[View in Colaboratory](https://colab.research.google.com/github/ruxandraburtica/recommender-systems/blob/master/1_Collaborative_filtering.ipynb)

## Install additional packages

In [0]:
!pip uninstall -y scipy
!pip install scipy==1.0.0
!pip install surprise

## Imports

In [0]:
import requests
import zipfile
from io import BytesIO

from surprise import SVD, Dataset, Reader, evaluate
from surprise.model_selection import cross_validate

## Get the data

The `surprise` package has support for downloading movielens dataset, but we're going to download data ourselves, given that with your projects, probably data will not be available within `surprise`.

We are going to use the data in the `u.data` file that contains all the user-item ratings. 

In the u.data file each line represents a rating from a user to an item and the time when the rating happened. 

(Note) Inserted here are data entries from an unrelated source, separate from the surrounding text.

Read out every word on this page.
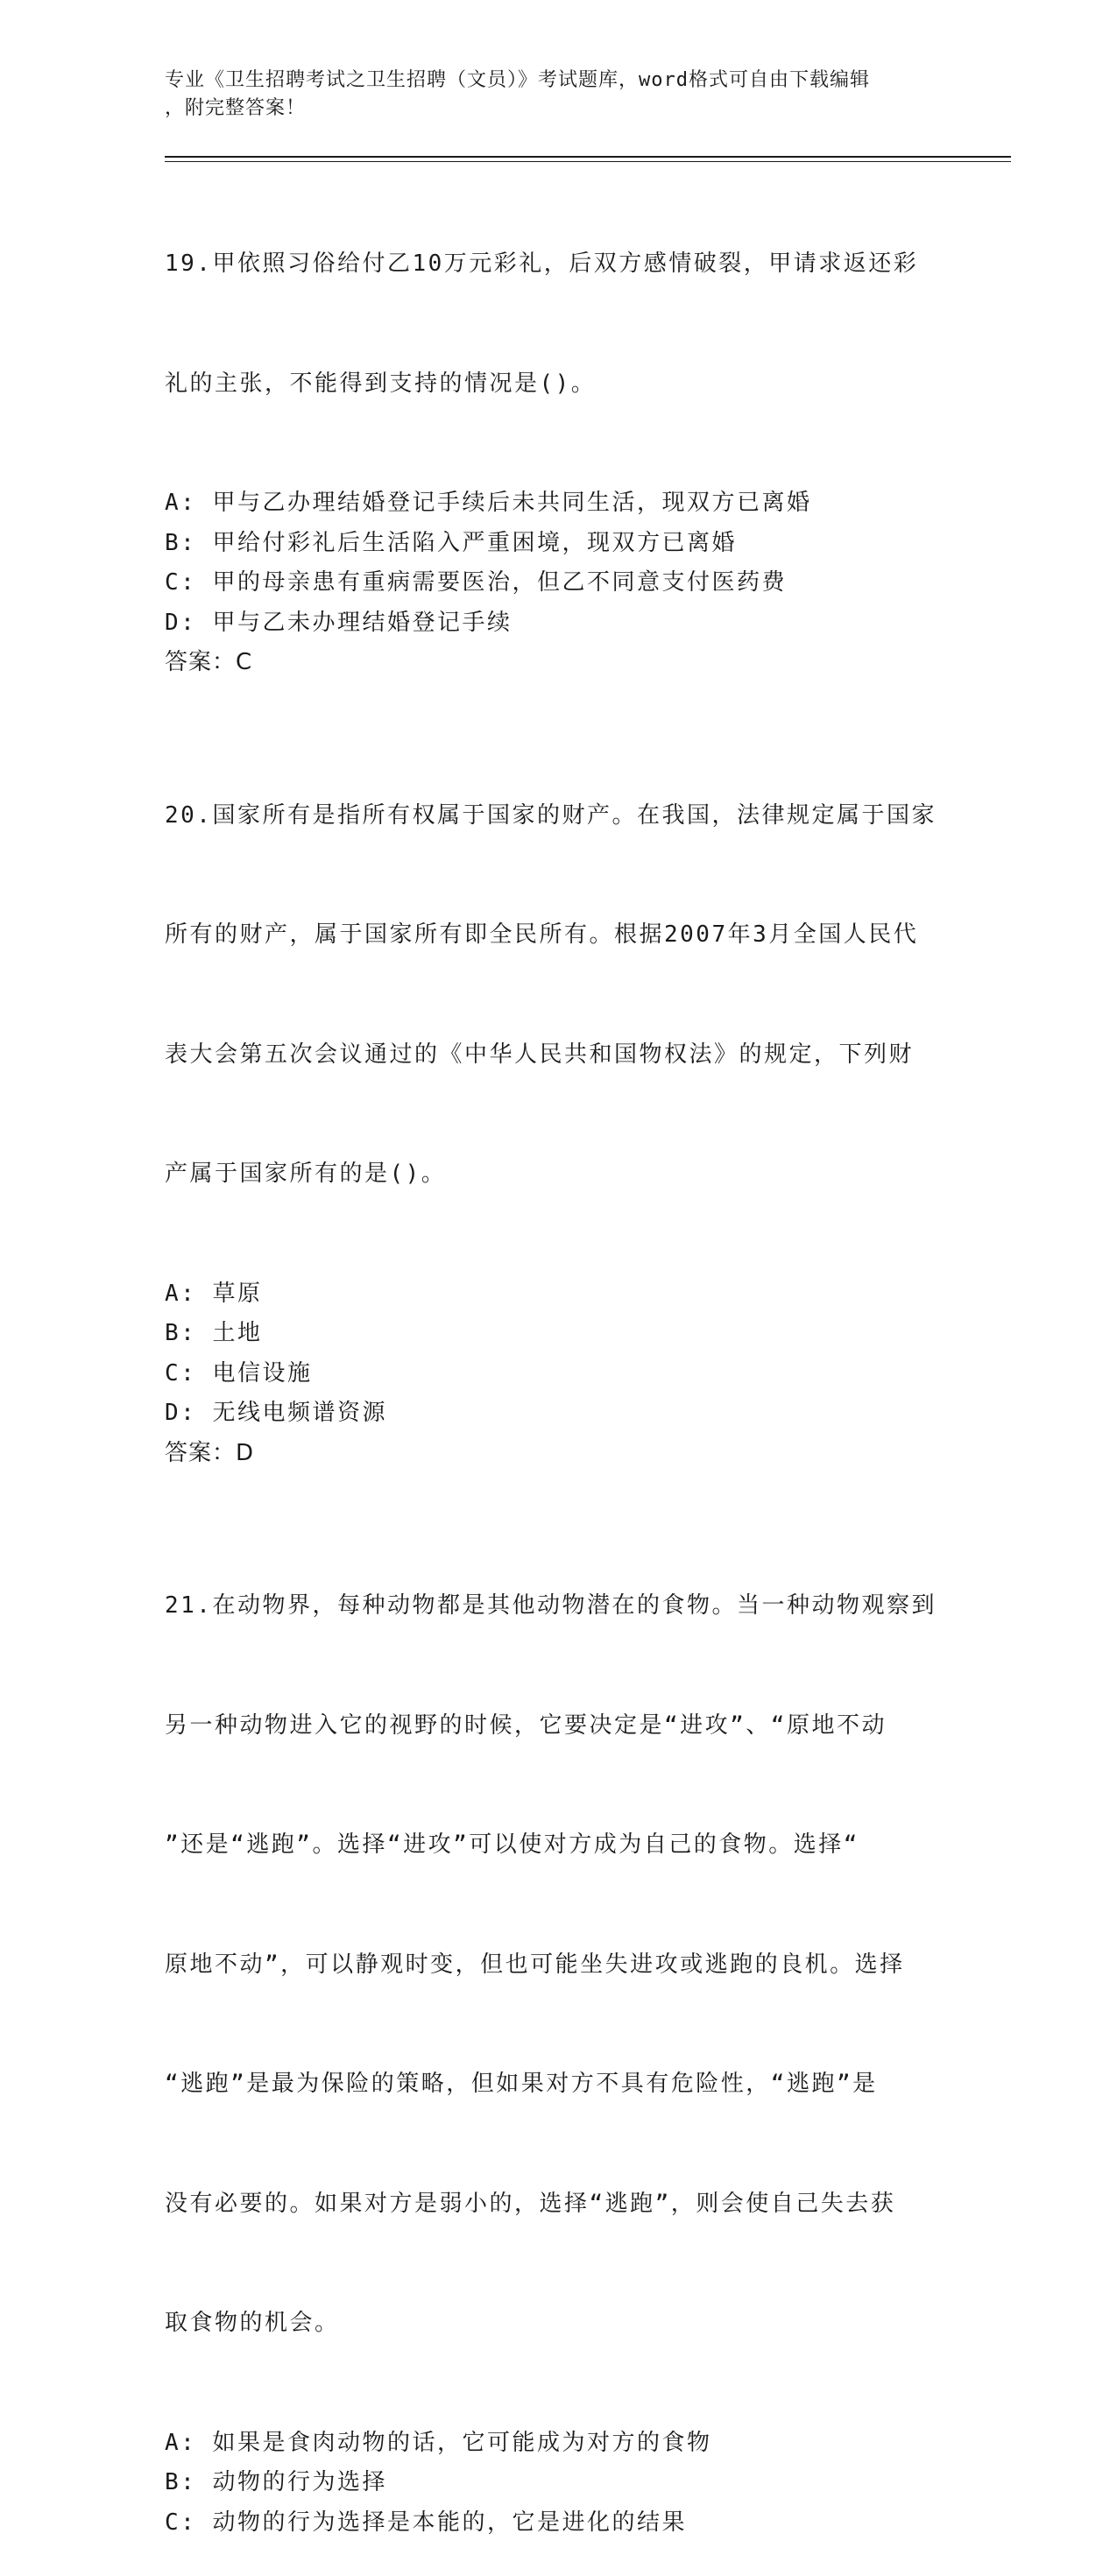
专业《卫生招聘考试之卫生招聘（文员）》考试题库，word格式可自由下载编辑
，附完整答案！

19.甲依照习俗给付乙10万元彩礼，后双方感情破裂，甲请求返还彩

礼的主张，不能得到支持的情况是()。

A: 甲与乙办理结婚登记手续后未共同生活，现双方已离婚
B: 甲给付彩礼后生活陷入严重困境，现双方已离婚
C: 甲的母亲患有重病需要医治，但乙不同意支付医药费
D: 甲与乙未办理结婚登记手续
答案：C

20.国家所有是指所有权属于国家的财产。在我国，法律规定属于国家

所有的财产，属于国家所有即全民所有。根据2007年3月全国人民代

表大会第五次会议通过的《中华人民共和国物权法》的规定，下列财

产属于国家所有的是()。

A: 草原
B: 土地
C: 电信设施
D: 无线电频谱资源
答案：D

21.在动物界，每种动物都是其他动物潜在的食物。当一种动物观察到

另一种动物进入它的视野的时候，它要决定是“进攻”、“原地不动

”还是“逃跑”。选择“进攻”可以使对方成为自己的食物。选择“

原地不动”，可以静观时变，但也可能坐失进攻或逃跑的良机。选择

“逃跑”是最为保险的策略，但如果对方不具有危险性，“逃跑”是

没有必要的。如果对方是弱小的，选择“逃跑”，则会使自己失去获

取食物的机会。

A: 如果是食肉动物的话，它可能成为对方的食物
B: 动物的行为选择
C: 动物的行为选择是本能的，它是进化的结果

The format of each line is:
`userID itemID rating timestamp`, separated by tabs

In order to read the data, we're creating a Reader and define its format. In this case each line is divided as user item rating timestamp and is seperated by a tab \t. After we define the format we load our data in a Dataset object:

In [0]:
# Download archive and extract its contents.
ml_100k_url = 'http://files.grouplens.org/datasets/movielens/ml-100k.zip'
r = requests.get(ml_100k_url, stream=True)
z = zipfile.ZipFile(BytesIO(r.content))
z.extractall()

# Define the format
reader = Reader(line_format='user item rating timestamp', sep='\t')

# Load the data from the file using the reader format
data = Dataset.load_from_file('./ml-100k/u.data', reader=reader)

# # Load the movielens-100k dataset (download it if needed).
# data = Dataset.load_builtin('ml-100k')

#### Split data

We're going to use cross-validation, splitting the data in 5 folds right from the beginning.

We will then train our model 5 times, each on 4 different folds, testing results on the 5th. Data folding is done using the split function as below:

In [0]:
# Split data into 5 folds
data.split(n_folds=5)

### Training

Our model will try to optimize predictions, in order to match as closely as possible the actual results.

As we're trying to predict the rating of a certain user-movie combination, we will compare that prediction to the actual prediction. The difference between the actual and the predicted rating is measured using classical error measurements such as Root mean squared error (RMSE) and Mean absolute error (MAE):


$$RMSE = \sqrt{\sum_{t=1}^{T}  {(\hat{y_t}-y_t)}^2 \over n}$$

$$MAE = {\sum_{t=1}^{T}  (\hat{y_t}-y_t) \over n}$$

We're going to use SVD first:
https://medium.com/data-science-group-iitr/singular-value-decomposition-elucidated-e97005fb82fa

In [0]:
algo = SVD()
evaluate(algo, data, measures=['RMSE', 'MAE'])

In [0]:
# Retrieve the trainset.
trainset = data.build_full_trainset()
algo.train(trainset)

In [0]:
# Predict a certain item
userid = str(196)
itemid = str(302)
actual_rating = 4
print(algo.predict(userid, itemid, actual_rating))